Bunnell Kristen L, Vibhakar Sonia, Glowacki Robert C, Gallagher Maureen A, Osei Albert M, Huhn Gregory
College of Pharmacy, University of Illinois at Chicago, Chicago, Illinois.
Ruth M. Rothstein CORE Center, Cook Country Health and Hospitals System, Chicago, Illinois.
Pharmacotherapy. 2016 Sep;36(9):e148-53. doi: 10.1002/phar.1803.
Direct-acting antivirals (DAAs) have revolutionized the treatment of hepatitis C virus (HCV) infection, with superior efficacy and safety compared to interferon-based therapies. Despite these improvements, drug interactions with DAAs exist and may be clinically relevant in human immunodeficiency virus (HIV)-coinfected patients. We present a case of nephrotoxicity associated with concomitant use of tenofovir disoproxil fumarate (TDF) and ledipasvir-sofosbuvir (LDV-SOF). A 56-year-old woman with HIV infection who had been taking efavirenz/tenofovir/emtricitabine (EFV/TDF/FTC) for 6 years developed acute kidney injury 8 weeks after initiating LDV-SOF for the treatment of HCV infection. Her serum creatinine concentration peaked at 10 mg/dL, compared with her baseline concentration of 0.9-1 mg/dL. Kidney biopsy revealed acute tubular necrosis and acute interstitial nephritis. Both LDV-SOF and TDF were discontinued, and the patient's serum creatinine concentration decreased to 1.3 mg/dL over the following 6 weeks. We postulate that this adverse drug reaction may have been secondary to the known interaction between ledipasvir and TDF, which results in increased TDF exposure. Despite knowledge of this interaction, LDV-SOF is commonly prescribed in patients with HIV-HCV coinfection, as patients who received LDV-SOF- and TDF-containing regimens in trials have not demonstrated adverse clinical consequences related to this interaction. This case highlights the rare but potentially serious nephrotoxicity that can result from TDF toxicity and serves as a reminder to clinicians to implement close renal function monitoring in patients receiving both LDV-SOF and TDF. Clinicians prescribing LDV-SOF to HCV-HIV-coinfected patients receiving TDF should be cautious about use with concomitant nephrotoxic medications and monitor markers of tubular dysfunction, including urinary phosphorus excretion, and renal injury at baseline and week 4 of therapy. Tenofovir alafenamide and alternative DAAs may also have a role in the management of patients at high risk for renal adverse effects from TDF.

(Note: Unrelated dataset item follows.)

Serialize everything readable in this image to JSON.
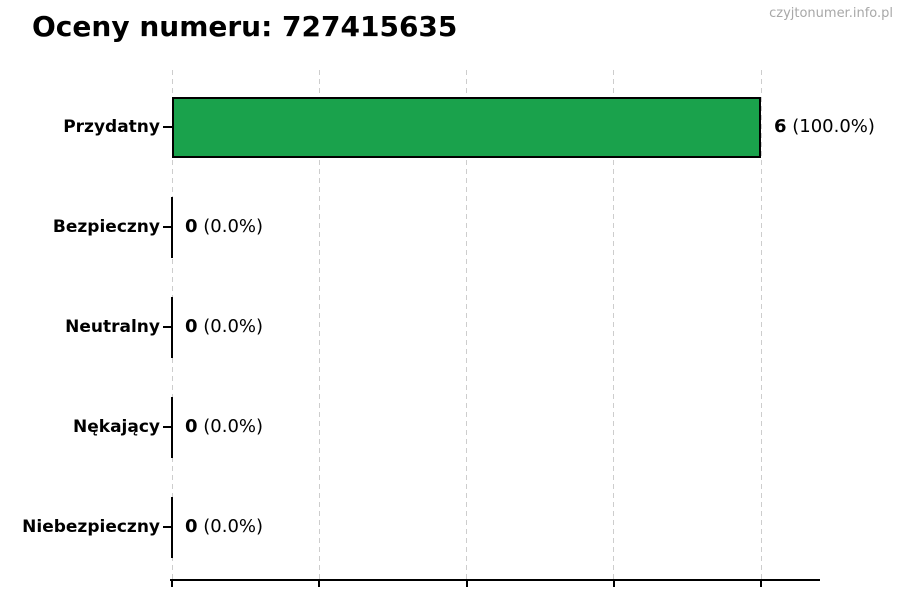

直接作用抗病毒药物(DAAs)彻底改变了丙型肝炎病毒(HCV)感染的治疗方式,与基于干扰素的疗法相比,其疗效和安全性更优。尽管有这些改进,但与DAAs的药物相互作用依然存在,在合并感染人类免疫缺陷病毒(HIV)的患者中可能具有临床相关性。我们报告一例与同时使用替诺福韦酯(TDF)和来迪派韦-索磷布韦(LDV-SOF)相关的肾毒性病例。一名56岁感染HIV的女性,服用依非韦伦/替诺福韦/恩曲他滨(EFV/TDF/FTC)6年,在开始使用LDV-SOF治疗HCV感染8周后发生急性肾损伤。她的血清肌酐浓度峰值达到10mg/dL,而基线浓度为0.9 - 1mg/dL。肾活检显示急性肾小管坏死和急性间质性肾炎。停用LDV-SOF和TDF后,患者的血清肌酐浓度在接下来的6周内降至1.3mg/dL。我们推测这种药物不良反应可能继发于已知的来迪派韦与TDF之间的相互作用,这会导致TDF暴露增加。尽管了解这种相互作用,但LDV-SOF仍常用于HIV-HCV合并感染患者,因为在试验中接受含LDV-SOF和TDF方案的患者未显示出与此相互作用相关的不良临床后果。该病例突出了TDF毒性可能导致的罕见但潜在严重的肾毒性,并提醒临床医生对接受LDV-SOF和TDF的患者进行密切肾功能监测。给接受TDF的HCV-HIV合并感染患者开具LDV-SOF的临床医生,在与具有肾毒性的药物合用时应谨慎,并在基线和治疗第4周监测肾小管功能障碍标志物,包括尿磷排泄和肾损伤情况。替诺福韦艾拉酚胺和其他替代DAAs在管理有TDF导致肾不良反应高风险的患者中可能也有作用。